At the start of the summer term I tried to get back with Nazim, but he became hostile towards me, telling me to stay away from him. Silverman responded by giving me several miniature listening devices and told me I had to hide them in Nazim's room. That was the one time I did prostitute myself. I went to see him late in the evening and begged him to let me in. We spent the night together, but he made me swear not to tell anyone. The next morning he was in tears: he'd missed his dawn prayers and he blamed me. He said I was a whore and had been sent by the devil to tempt him. He was very emotional and left the room while I got dressed. I was angry with him and disgusted with myself. I locked the door and searched though his papers. I found a pad on which he'd taken down notes at one of his religious meetings and discovered that at the back of it he'd written a list of times and places. I remember the first entry: it was Avonmouth fuel depot. I photographed the page with a miniature digital camera Silverman had given me.

He was delighted with the list and said it was evidence that Nazim and his friends were planning to hijack a fuel tanker and crash it into one of the four power stations. He even speculated that they were planning multiple hijacks and hoping to blow a hole in the side of a reactor. He wanted to know more. I told him the relationship had broken down, but he insisted I get as close to Nazim as I could. No detail was too small - changes in mood, the slightest alteration in appearance - he wanted to know everything.

I did what I was asked. Throughout June I contacted Silverman nearly every day. I observed Nazim become increasingly distracted and withdrawn. He missed lectures and classes. He wouldn't speak to me or any of the other students. I became concerned and asked Silverman what was going to happen to Nazim. He wouldn't answer. He just told me to keep reporting.

By mid-June I had convinced myself that Nazim was genuinely involved in a terrorist conspiracy. Then something happened to change my mind. Out of the blue he stopped me in the corridor - I think it was on the 24th - and said that he was sorry he had behaved so badly towards me. His mood had completely altered: it was the first time I'd seen him smile in weeks. I asked if he was OK. He said he was fine.
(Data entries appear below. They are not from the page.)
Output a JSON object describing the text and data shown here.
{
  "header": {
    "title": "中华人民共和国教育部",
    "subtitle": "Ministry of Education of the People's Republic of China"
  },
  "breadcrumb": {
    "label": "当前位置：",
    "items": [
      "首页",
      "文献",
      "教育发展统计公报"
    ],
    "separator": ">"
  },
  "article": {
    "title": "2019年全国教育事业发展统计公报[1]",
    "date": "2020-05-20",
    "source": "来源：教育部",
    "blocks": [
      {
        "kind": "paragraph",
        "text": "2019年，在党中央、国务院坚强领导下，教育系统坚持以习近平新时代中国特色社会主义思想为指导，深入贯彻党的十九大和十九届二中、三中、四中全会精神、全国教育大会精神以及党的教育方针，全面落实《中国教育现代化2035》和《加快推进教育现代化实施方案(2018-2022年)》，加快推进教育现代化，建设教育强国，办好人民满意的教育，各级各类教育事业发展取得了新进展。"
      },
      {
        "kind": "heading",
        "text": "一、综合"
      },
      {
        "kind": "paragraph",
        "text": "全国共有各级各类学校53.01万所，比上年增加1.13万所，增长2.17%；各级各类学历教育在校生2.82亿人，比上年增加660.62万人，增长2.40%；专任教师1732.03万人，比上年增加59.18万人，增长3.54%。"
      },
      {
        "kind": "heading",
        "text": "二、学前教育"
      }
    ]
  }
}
He touched my hand and then walked away. We never spoke again.

On Saturday 29 June 2002 Silverman phoned and arranged to pick me up outside Goldney Hall. He drove me up to Bristol Downs and handed me an envelope containing £5,000. He told me that Nazim and Rafi Hassan had been arrested - he didn't say by whom - and that I wasn't to say a word to anyone. He didn't make any specific threats, but he didn't need to: his manner told me everything I needed to know.

About a week later he called again and instructed me to give a statement to the police, saying that I had overheard Nazim talking to Asian friends in the canteen about going to fight in Afghanistan. He told me to keep it short. I didn't dare disobey him.
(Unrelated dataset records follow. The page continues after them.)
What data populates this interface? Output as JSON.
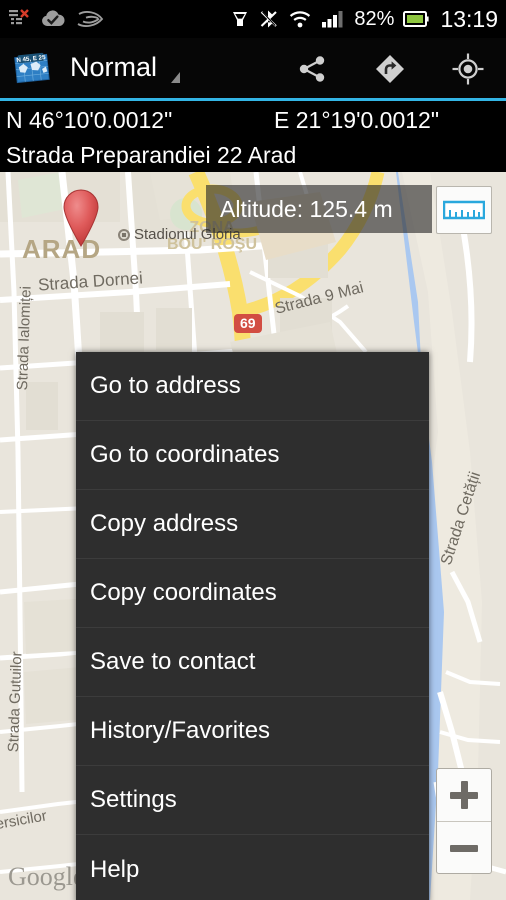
{
  "status_bar": {
    "left_icons": [
      "sync-error-icon",
      "cloud-check-icon",
      "swoosh-icon"
    ],
    "right_icons": [
      "download-cup-icon",
      "bluetooth-off-icon",
      "wifi-icon",
      "signal-bars-icon"
    ],
    "battery_percent": "82%",
    "battery_icon": "battery-icon",
    "clock": "13:19",
    "battery_color": "#8ec63f"
  },
  "action_bar": {
    "app_icon": "map-coordinates-app-icon",
    "app_icon_badge": "N 45, E 25",
    "title": "Normal",
    "spinner_icon": "dropdown-caret-icon",
    "actions": [
      {
        "name": "share-icon",
        "label": "Share"
      },
      {
        "name": "navigate-icon",
        "label": "Navigate"
      },
      {
        "name": "my-location-icon",
        "label": "My location"
      }
    ],
    "accent_color": "#33b5e5"
  },
  "info_bars": {
    "latitude": "N 46°10'0.0012\"",
    "longitude": "E 21°19'0.0012\"",
    "address": "Strada Preparandiei 22 Arad"
  },
  "map": {
    "altitude_label": "Altitude:  125.4 m",
    "ruler_button": "ruler-measure-icon",
    "marker": "location-marker-icon",
    "attribution": "Google",
    "zoom_in_label": "+",
    "zoom_out_label": "−",
    "labels": {
      "city": "ARAD",
      "district_line1": "ZONA",
      "district_line2": "BOU' ROŞU",
      "street_dornei": "Strada Dornei",
      "street_9mai": "Strada 9 Mai",
      "street_ialomitei": "Strada Ialomiței",
      "street_gutuilor_line1": "Strada",
      "street_gutuilor_line2": "Gutuilor",
      "street_cetatii": "Strada Cetății",
      "street_iersicilor": "iersicilor",
      "poi_stadium": "Stadionul Gloria",
      "route_shield": "69"
    }
  },
  "context_menu": {
    "items": [
      {
        "label": "Go to address"
      },
      {
        "label": "Go to coordinates"
      },
      {
        "label": "Copy address"
      },
      {
        "label": "Copy coordinates"
      },
      {
        "label": "Save to contact"
      },
      {
        "label": "History/Favorites"
      },
      {
        "label": "Settings"
      },
      {
        "label": "Help"
      }
    ]
  }
}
He contacted me once more in late July. He said he was leaving the country to work abroad but that he'd hold good to his promise. In the first term of my third year I was sent an application form to apply for a Stevenson scholarship to Harvard. I was successfuclass="underline" I studied there for three years and gained a doctorate in 2007.

I have no knowledge of what happened to Nazim Jamal or Rafi Hassan. From the little that Silverman told me, I formed the impression that they had been arrested by the Security Services. As I became better informed about the political situation, I speculated that they had been taken into custody by the US authorities and removed to a foreign country, but I have no evidence for this.
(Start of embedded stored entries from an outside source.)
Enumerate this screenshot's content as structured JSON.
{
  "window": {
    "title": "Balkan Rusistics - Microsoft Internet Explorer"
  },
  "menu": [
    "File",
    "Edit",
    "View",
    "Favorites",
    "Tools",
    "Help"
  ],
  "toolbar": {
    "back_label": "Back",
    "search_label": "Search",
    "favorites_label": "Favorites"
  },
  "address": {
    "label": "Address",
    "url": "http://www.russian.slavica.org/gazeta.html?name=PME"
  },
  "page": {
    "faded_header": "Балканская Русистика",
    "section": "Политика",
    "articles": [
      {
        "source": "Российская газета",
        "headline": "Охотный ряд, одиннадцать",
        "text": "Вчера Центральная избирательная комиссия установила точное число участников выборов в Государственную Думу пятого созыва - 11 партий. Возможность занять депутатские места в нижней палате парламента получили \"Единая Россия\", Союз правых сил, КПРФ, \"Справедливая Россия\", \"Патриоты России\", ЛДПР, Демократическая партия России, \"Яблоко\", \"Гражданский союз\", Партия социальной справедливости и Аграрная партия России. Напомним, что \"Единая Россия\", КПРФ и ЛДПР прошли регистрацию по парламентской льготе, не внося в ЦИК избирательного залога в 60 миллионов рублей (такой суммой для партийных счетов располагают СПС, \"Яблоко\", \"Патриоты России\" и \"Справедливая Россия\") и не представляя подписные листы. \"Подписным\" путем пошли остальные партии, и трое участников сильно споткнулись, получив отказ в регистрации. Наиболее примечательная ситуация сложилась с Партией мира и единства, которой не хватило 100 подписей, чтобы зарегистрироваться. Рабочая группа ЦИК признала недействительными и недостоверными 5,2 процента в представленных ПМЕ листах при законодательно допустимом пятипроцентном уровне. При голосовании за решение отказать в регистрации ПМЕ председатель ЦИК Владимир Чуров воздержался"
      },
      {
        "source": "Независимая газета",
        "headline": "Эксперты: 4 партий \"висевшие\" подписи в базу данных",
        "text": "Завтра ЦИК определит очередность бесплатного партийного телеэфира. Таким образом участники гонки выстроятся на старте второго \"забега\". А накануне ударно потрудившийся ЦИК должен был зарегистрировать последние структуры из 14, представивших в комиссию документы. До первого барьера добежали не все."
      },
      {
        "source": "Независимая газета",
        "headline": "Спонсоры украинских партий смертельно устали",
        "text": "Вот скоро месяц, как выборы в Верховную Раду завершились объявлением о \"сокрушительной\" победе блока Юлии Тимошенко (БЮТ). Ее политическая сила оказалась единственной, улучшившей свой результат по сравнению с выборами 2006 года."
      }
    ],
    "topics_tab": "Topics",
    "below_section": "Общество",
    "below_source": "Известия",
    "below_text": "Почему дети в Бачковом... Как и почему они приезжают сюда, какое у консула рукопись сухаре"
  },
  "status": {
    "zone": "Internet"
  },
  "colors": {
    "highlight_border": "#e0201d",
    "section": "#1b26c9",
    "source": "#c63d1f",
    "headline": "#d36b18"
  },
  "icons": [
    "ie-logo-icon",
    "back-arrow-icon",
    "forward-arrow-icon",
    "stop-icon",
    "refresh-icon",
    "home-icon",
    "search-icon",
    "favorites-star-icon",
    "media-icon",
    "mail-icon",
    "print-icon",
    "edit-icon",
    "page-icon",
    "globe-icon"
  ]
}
I am now in the protective custody of the British Security Services and make this statement freely, willingly and am receiving no reward or favour in exchange.

Khan shot to his feet.

'Ma'am,' he said, with an expression of complete incredulity, 'are you honestly proposing that the contents of this statement cannot be reported or made known to anyone outside the immediate families of the deceased? If what Dr Levin says is true, words cannot describe the depth of corruption that this represents.'

Collins, sitting alongside him, nodded in agreement. Havilland shifted uncomfortably in his seat. Martha Denton wore an expression of impassive detachment.